The numbers above are a correct output when running the program on the supplied data (the submission script). There is some variability possible in the output; see note below. The numbers will be different when the program is run on the data used by the grading script.

Starter code is available on Blackboard, which already reads the input and formats the output correctly. You are strongly encouraged to use this starter code; you will need to write the code that performs the counts and calculates the results correctly.

Submission

All submissions will be completed through Vocareum; please consult the instructions for how to use Vocareum.

Multiple submissions are allowed; only the final submission will be graded. Each time you submit, a submission script is invoked, which runs the program on the training and test data. Do not include the data in your submission: the submission script reads the data from a central directory, not from your personal directory. You should only upload your program file to Vocareum, that is lookup-lemmatizer.py; if your program uses auxiliary files then you must also include these in your personal directory, though for this exercise there is probably no need for auxiliary files.

You are encouraged to submit early and often in order to iron out any problems, especially issues with the format of the final output.

The output of your lemmatizer will be graded automatically; failure to format your output correctly may result in very low scores, which will not be changed.

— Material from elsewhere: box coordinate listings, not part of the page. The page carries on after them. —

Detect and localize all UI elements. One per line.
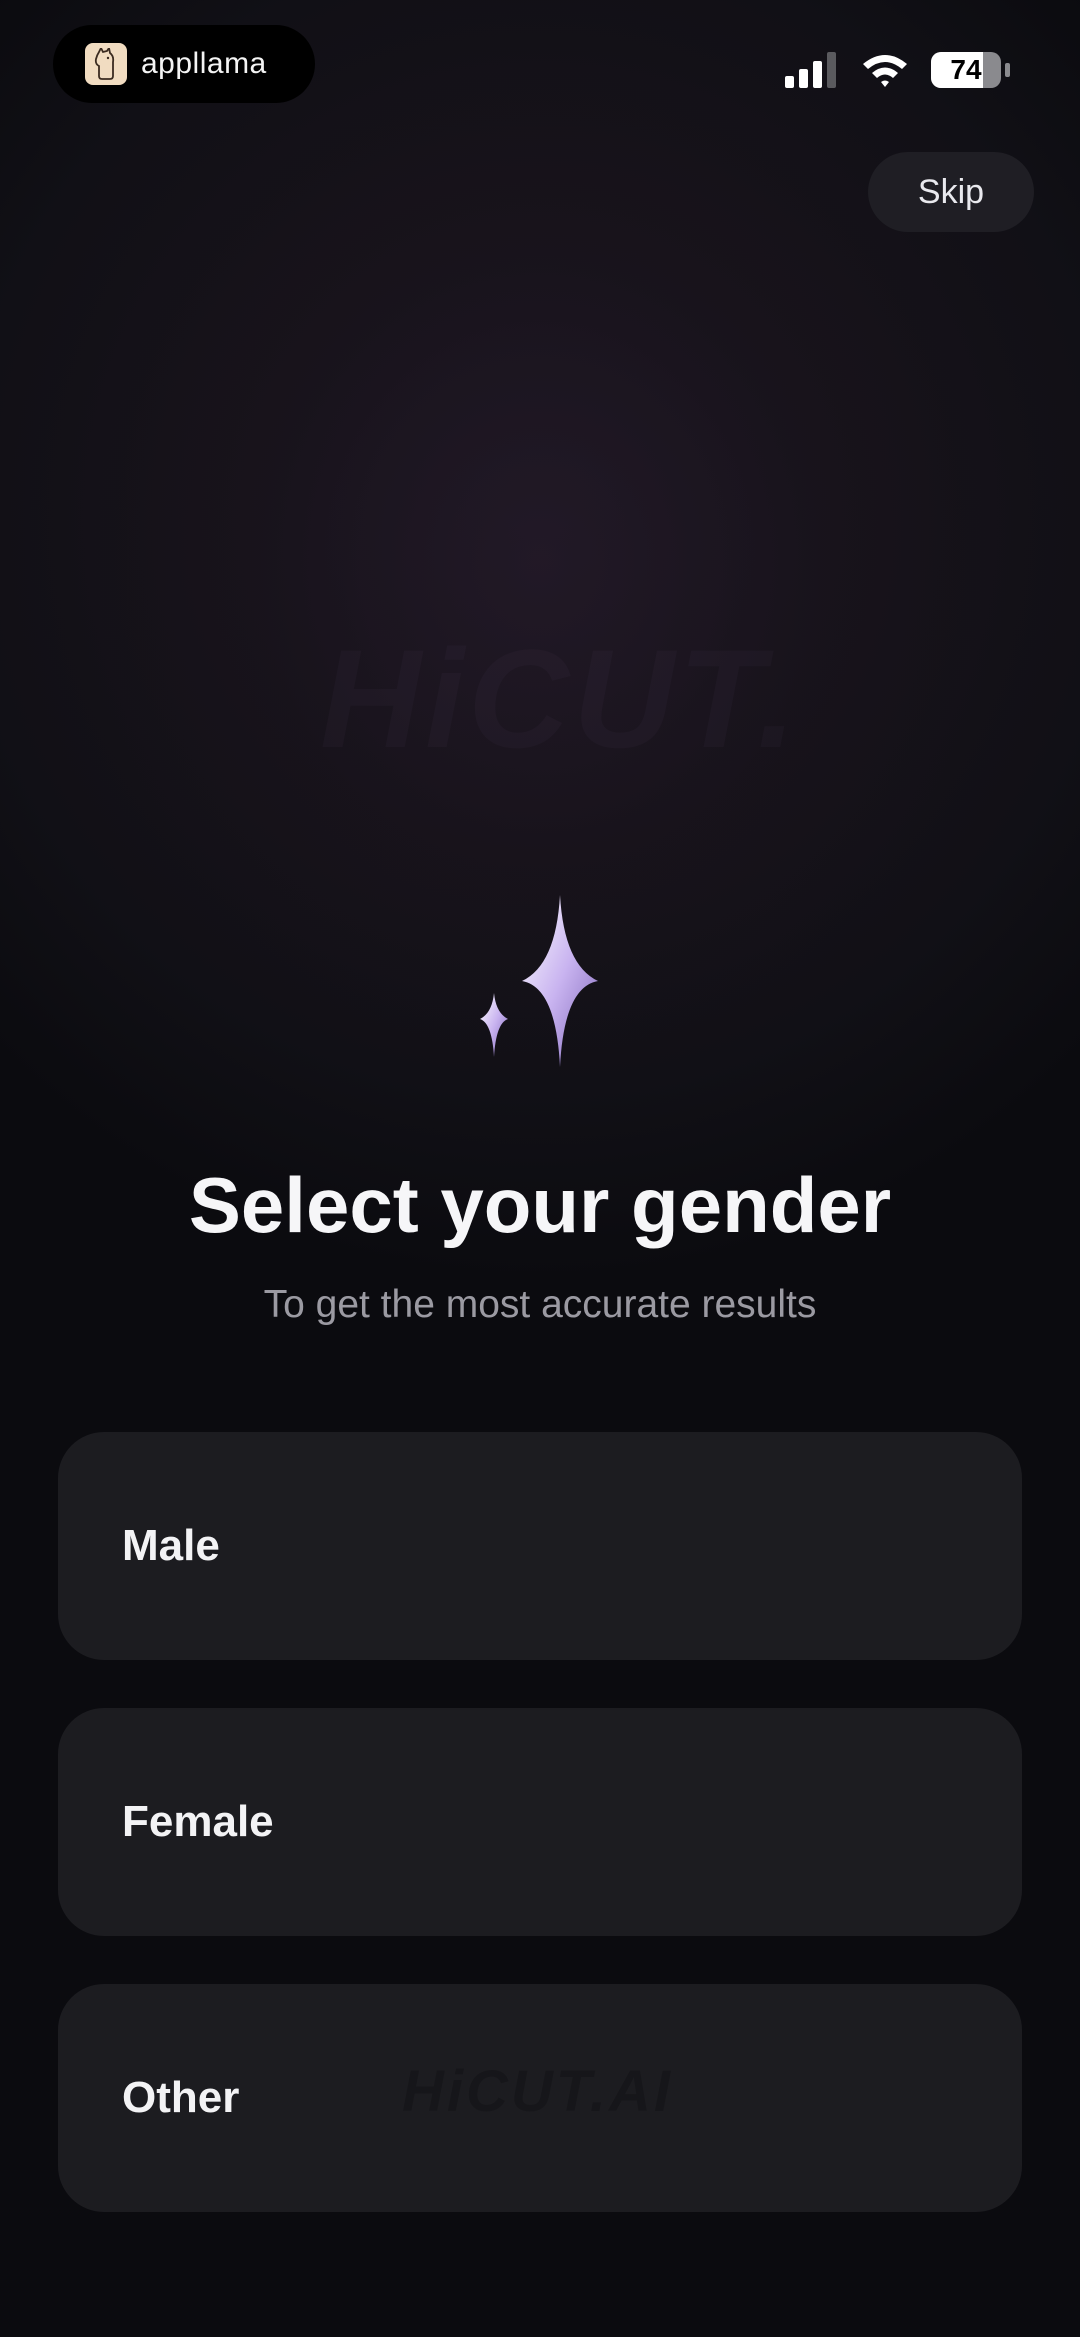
watermark-logo: HiCUT.	[320, 620, 801, 777]
app-pill[interactable]: appllama	[53, 25, 315, 103]
option-label: Male	[122, 1521, 220, 1570]
battery-level: 74	[950, 54, 982, 85]
gender-option-female[interactable]: Female	[58, 1708, 1022, 1936]
option-label: Other	[122, 2073, 240, 2122]
gender-option-male[interactable]: Male	[58, 1432, 1022, 1660]
sparkle-icon	[480, 895, 598, 1067]
cellular-signal-icon	[785, 52, 836, 88]
page-subtitle: To get the most accurate results	[263, 1283, 817, 1326]
skip-button[interactable]: Skip	[868, 152, 1034, 232]
status-icons: 74	[785, 48, 1010, 92]
app-pill-label: appllama	[141, 47, 267, 80]
page-title: Select your gender	[188, 1161, 892, 1249]
battery-nub	[1005, 63, 1010, 77]
option-label: Female	[122, 1797, 274, 1846]
gender-selection-screen: appllama 74 Skip HiCUT. Select your gend…	[0, 0, 1080, 2337]
llama-logo-icon	[85, 43, 127, 85]
watermark-text: HiCUT.AI	[402, 2059, 674, 2124]
wifi-icon	[863, 55, 907, 87]
battery-icon: 74	[931, 52, 1001, 88]
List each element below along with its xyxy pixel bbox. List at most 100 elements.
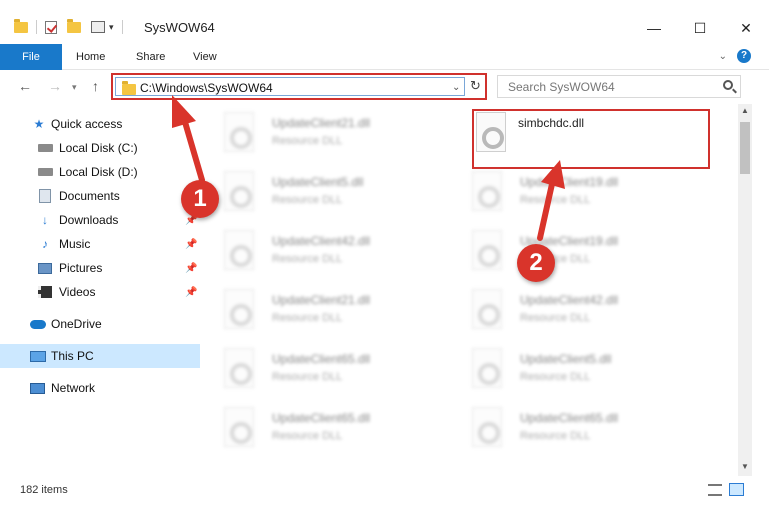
sidebar-item-onedrive[interactable]: OneDrive — [0, 312, 200, 336]
file-type: Resource DLL — [272, 371, 343, 383]
sidebar-item-label: Pictures — [59, 261, 103, 275]
file-name: UpdateClient19.dll — [520, 175, 619, 189]
vertical-scrollbar[interactable]: ▲ ▼ — [738, 104, 752, 476]
sidebar-item-label: OneDrive — [51, 317, 102, 331]
documents-icon — [39, 189, 51, 203]
sidebar-item-this-pc[interactable]: This PC — [0, 344, 200, 368]
tab-home[interactable]: Home — [76, 44, 105, 70]
pictures-icon — [38, 262, 52, 274]
folder-icon[interactable] — [14, 18, 28, 33]
quick-access-toolbar: ▾ — [14, 18, 127, 34]
pin-icon[interactable]: 📌 — [185, 287, 197, 298]
file-name: UpdateClient21.dll — [272, 116, 371, 130]
file-tile[interactable]: UpdateClient65.dll Resource DLL — [456, 403, 696, 461]
tab-share[interactable]: Share — [136, 44, 165, 70]
network-icon — [30, 382, 45, 394]
file-tile[interactable]: UpdateClient21.dll Resource DLL — [208, 108, 448, 166]
help-icon[interactable]: ? — [737, 49, 751, 63]
file-name: UpdateClient65.dll — [272, 352, 371, 366]
new-folder-icon[interactable] — [67, 18, 81, 33]
back-arrow-icon[interactable]: ← — [18, 78, 32, 94]
file-tile[interactable]: UpdateClient19.dll Resource DLL — [456, 167, 696, 225]
file-type: Resource DLL — [272, 253, 343, 265]
close-button[interactable]: ✕ — [723, 14, 769, 42]
expand-ribbon-chevron-icon[interactable]: ⌄ — [719, 51, 727, 62]
dll-file-icon — [472, 171, 502, 211]
address-bar-highlight: C:\Windows\SysWOW64 ⌄ ↻ — [111, 73, 487, 100]
file-name: UpdateClient42.dll — [520, 293, 619, 307]
search-icon[interactable] — [723, 80, 733, 90]
dll-file-icon — [224, 407, 254, 447]
title-bar: ▾ SysWOW64 — ☐ ✕ — [0, 0, 769, 44]
dll-file-icon — [472, 407, 502, 447]
sidebar-item-videos[interactable]: Videos 📌 — [0, 280, 200, 304]
music-icon: ♪ — [42, 237, 48, 251]
sidebar-item-downloads[interactable]: ↓ Downloads 📌 — [0, 208, 200, 232]
ribbon-tabs: File Home Share View ⌄ ? — [0, 44, 769, 70]
dll-file-icon — [472, 348, 502, 388]
sidebar-item-label: Downloads — [59, 213, 119, 227]
file-name: UpdateClient21.dll — [272, 293, 371, 307]
address-folder-icon — [122, 81, 136, 95]
sidebar-item-documents[interactable]: Documents 📌 — [0, 184, 200, 208]
search-input[interactable]: Search SysWOW64 — [508, 80, 615, 94]
tab-view[interactable]: View — [193, 44, 217, 70]
navigation-pane: ★ Quick access Local Disk (C:) Local Dis… — [0, 104, 200, 476]
disk-icon — [38, 168, 53, 176]
status-bar: 182 items — [0, 478, 769, 510]
file-type: Resource DLL — [272, 194, 343, 206]
item-count: 182 items — [20, 484, 68, 496]
sidebar-item-quick-access[interactable]: ★ Quick access — [0, 112, 200, 136]
file-list: UpdateClient21.dll Resource DLL UpdateCl… — [208, 104, 738, 476]
pin-icon[interactable]: 📌 — [185, 263, 197, 274]
file-tile[interactable]: UpdateClient21.dll Resource DLL — [208, 285, 448, 343]
sidebar-item-network[interactable]: Network — [0, 376, 200, 400]
refresh-icon[interactable]: ↻ — [470, 78, 481, 94]
view-properties-icon[interactable] — [91, 21, 105, 33]
sidebar-item-label: Local Disk (C:) — [59, 141, 138, 155]
sidebar-item-label: Quick access — [51, 117, 123, 131]
customize-toolbar-chevron-icon[interactable]: ▾ — [109, 22, 114, 33]
file-tile[interactable]: UpdateClient5.dll Resource DLL — [456, 344, 696, 402]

For full credit, make sure to submit your assignment well before the deadline. The time of submission recorded by the system is the time used for determining late penalties. If your submission is received late, whatever the reason (including equipment failure and network latencies or outages), it will incur a late penalty.

Grading

After the due date, we will run your lemmatizer on training and test data from a different language, and compare the output of your program to a reference output for that language. Each of the 20 numbers calculated will count for 5% of the grade for the assignment.

Note

Ties in the training data. The problem definition does not state what to do in case of ties in the training data, that is when for an ambiguous word form, there are two or more most common lemmas. In this case, either of the lemmas could enter the lookup table, which could cause a small amount of variation in the test data. This is expected, and the grading script will allow for this variation; for the supplied data (the submission script), the following is legitimate (correct) variation:

Lookup match: 32589 to 32640
Lookup mismatch: 1209 to 1260
Lookup accuracy: 0.962775857485 to 0.964282548967
Overall accuracy: 0.954445385267 to 0.955884843353

Collaboration and external resources

This is an individual assignment. You may not work in teams or collaborate with other students. You must be the sole author of 100% of the code you turn in.
You may not look for solutions on the web, or use code you find online or anywhere else.
You may not download the data from any source other than the files provided on Blackboard, and you may not attempt to locate the test data on the web or anywhere else.
You may use packages in the Python Standard Library. You may not use any other packages.
You may use external resources to learn basic functions of Python (such as reading and writing files, handling text strings, and basic math), but the extraction and computation of model parameters, as well as the use of these parameters for lemmatization, must be your own work.
Failure to follow the above rules is considered a violation of academic integrity, and is grounds for failure of the assignment, or in serious cases failure of the course.
We use plagiarism detection software to identify similarities between student assignments, and between student assignments and known solutions on the web. Any attempt to fool plagiarism detection, for example the modification of code to reduce its similarity to the source, will result in an automatic failing grade for the course.
Please discuss any issues you have on the Piazza discussion boards. Do not ask questions about the assignment by email; if we receive questions by email where the response could be helpful for the class, we will ask you to repost the question on the discussion boards.